DARRIN P. GAYLES, District Judge.
A district court may accept, reject, or modify a magistrate judge's report and recommendation. 28 U.S.C. § 636(b)(1). Those portions of the report and recommendation to which objection is made are accorded de novo review, if those objections "pinpoint the specific findings that the party disagrees with." United States v. Schultz, 565 F.3d 1353, 1360 (11th Cir. 2009); see also Fed. R. Civ. P. 72(b)(3). Any portions of the report and recommendation to which no specific objection is made are reviewed only for clear error. Liberty Am. Ins. Grp., Inc. v. WestPoint Underwriters, L.L.C., 199 F.Supp.2d 1271, 1276 (M.D. Fla. 2001); accord Macort v.
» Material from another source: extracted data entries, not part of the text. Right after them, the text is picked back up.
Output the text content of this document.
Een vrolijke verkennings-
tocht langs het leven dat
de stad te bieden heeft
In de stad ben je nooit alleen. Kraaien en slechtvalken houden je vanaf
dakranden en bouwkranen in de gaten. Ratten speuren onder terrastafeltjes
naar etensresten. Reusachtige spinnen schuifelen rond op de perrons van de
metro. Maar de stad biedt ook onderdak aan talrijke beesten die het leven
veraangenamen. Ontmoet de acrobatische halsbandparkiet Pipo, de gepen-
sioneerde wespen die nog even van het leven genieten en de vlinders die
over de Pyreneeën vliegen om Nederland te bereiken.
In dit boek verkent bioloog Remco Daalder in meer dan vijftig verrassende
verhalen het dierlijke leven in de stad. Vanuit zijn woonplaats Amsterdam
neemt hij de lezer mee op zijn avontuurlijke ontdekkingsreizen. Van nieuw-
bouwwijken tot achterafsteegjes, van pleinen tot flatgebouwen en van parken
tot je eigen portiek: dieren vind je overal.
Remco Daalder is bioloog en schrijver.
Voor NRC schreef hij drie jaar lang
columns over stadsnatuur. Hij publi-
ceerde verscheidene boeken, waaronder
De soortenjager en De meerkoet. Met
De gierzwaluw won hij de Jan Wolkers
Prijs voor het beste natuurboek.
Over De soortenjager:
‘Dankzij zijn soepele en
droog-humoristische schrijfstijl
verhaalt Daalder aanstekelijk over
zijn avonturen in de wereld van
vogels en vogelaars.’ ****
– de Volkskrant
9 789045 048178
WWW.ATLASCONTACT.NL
Prem, Inc., 208 F. App'x 781, 784 (11th Cir. 2006).
In her Report, Judge McAliley found that Plaintiff's tradename, JETMIAMI, is not eligible for protection under the Lanham Act or common law because it is merely a descriptive mark that lacks any secondary meaning. She therefore recommended that the Court enter summary judgment in favor of Defendants, because, without a protected mark, all of Plaintiff's claims fail.
In its objections, Plaintiff argues that the Report failed to consider Florida law and improperly made factual findings as to descriptiveness and lack of secondary meaning. Not so. Judge McAliley fully considered Plaintiff's State Trademark Registration, yet found that "any inference that might be drawn that the State considered Plaintiff's mark to be suggestive, is definitively rebutted by the [Patent and Trademark Office's] denial of Plaintiff's federal application and its express finding that the mark is geographically descriptive." Report at 12. In addition, Judge McAliley considered the Patent and Trademark Office's rejection of Plaintiff's trademark application, the dictionary definition of the word "jet," the imagination test, whether competitors would need to use the term when describing their products, and third-party use of the mark. Applying all of these "tests," Judge McAliley concluded that the undisputed record evidence supports a finding that Plaintiff's mark is descriptive. Moreover, Judge McAliley fully considered the record regarding secondary meaning, including Plaintiff's bad faith argument, and found that the "undisputed facts show that no reasonable jury could reasonably find that the descriptive mark JETMIAMI attained secondary meaning before Defendants began use of their trademark." Report at 19.
Accordingly, having conducted a de novo review of the record and the law, the Court agrees with Judge McAliley's well-reasoned analysis and recommendations and finds that summary judgment must be granted in favor of Defendants. See Gift of Learning Foundation, Inc. v. TGC, Inc., 329 F.3d 792, 793 (11th Cir. 2003) (affirming summary judgment entered by district court on grounds that contested term was a descriptive term that had not acquired a secondary meaning).